Сто двадцать километров до железной дороги - Страница 26
Меня осенило:
— Так это вы наврали Мясницкому?
Его красная обветренная кожа посерела. Я двинулся к нему.
— Не сметь! — закричал он, нащупывая за спиной дверную ручку, открыл дверь и выскочил наружу.
Я сел к приемнику, минуту послушал, выключил его и вышел на улицу.
Я запер школу, постучал в дверь директорской хаты, бросил ключи на порожке и двинулся в Ровное. Не будет мне покоя, пока я не разыщу Мясницкого и при свидетелях — обязательно при свидетелях — скажу ему: «Вы подлец!»
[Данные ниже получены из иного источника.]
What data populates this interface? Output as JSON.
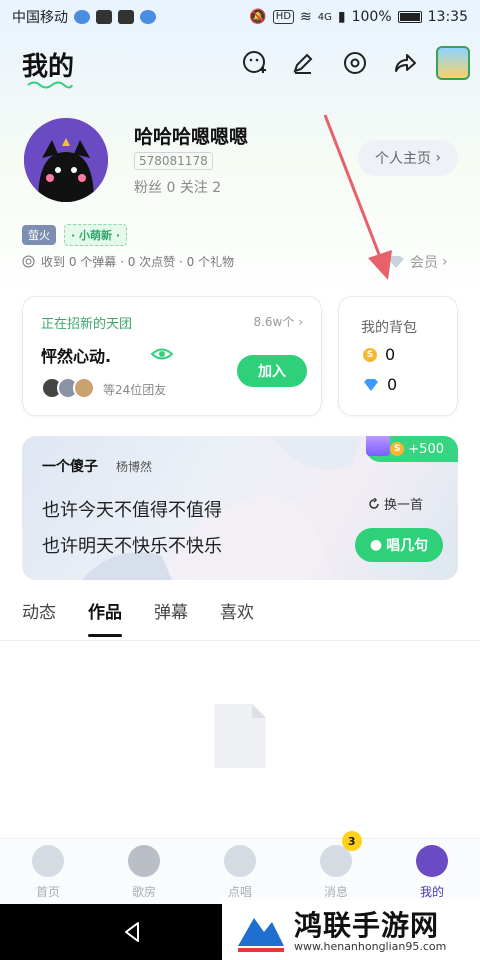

Труднее всего было выйти из хутора — дорога здесь была так перепахана грузовиками, что казалась полосой препятствий. Но мне и нужна была сейчас такая дорога. Я с яростью брал эти препятствия, словно мстил кому-то. Часам к двенадцати я прошел больше половины пути до Ровного, не встретив ни человека, ни машины, и вдруг услышал приближающийся надсадный рев мотора. Буксующий в грязи грузовик ревет двухмоторным самолетом — на все триста километров в час, а передвигается со скоростью воловьей упряжки. Эта машина приближалась ко мне значительно быстрее, и скоро я увидел ее. Это был маленький вездеход «козел». Он загребал дорогу всеми четырьмя колесами и то вырывался на пошатывавшую его прямую, то заносился боком. Вначале я подумал, что это райкомовский вездеход, но разглядел на его дверцах забрызганный грязью красный крестик. Не люблю «Скорую помощь», встреча с ней на пустынной дороге показалась мне дурным предзнаменованием.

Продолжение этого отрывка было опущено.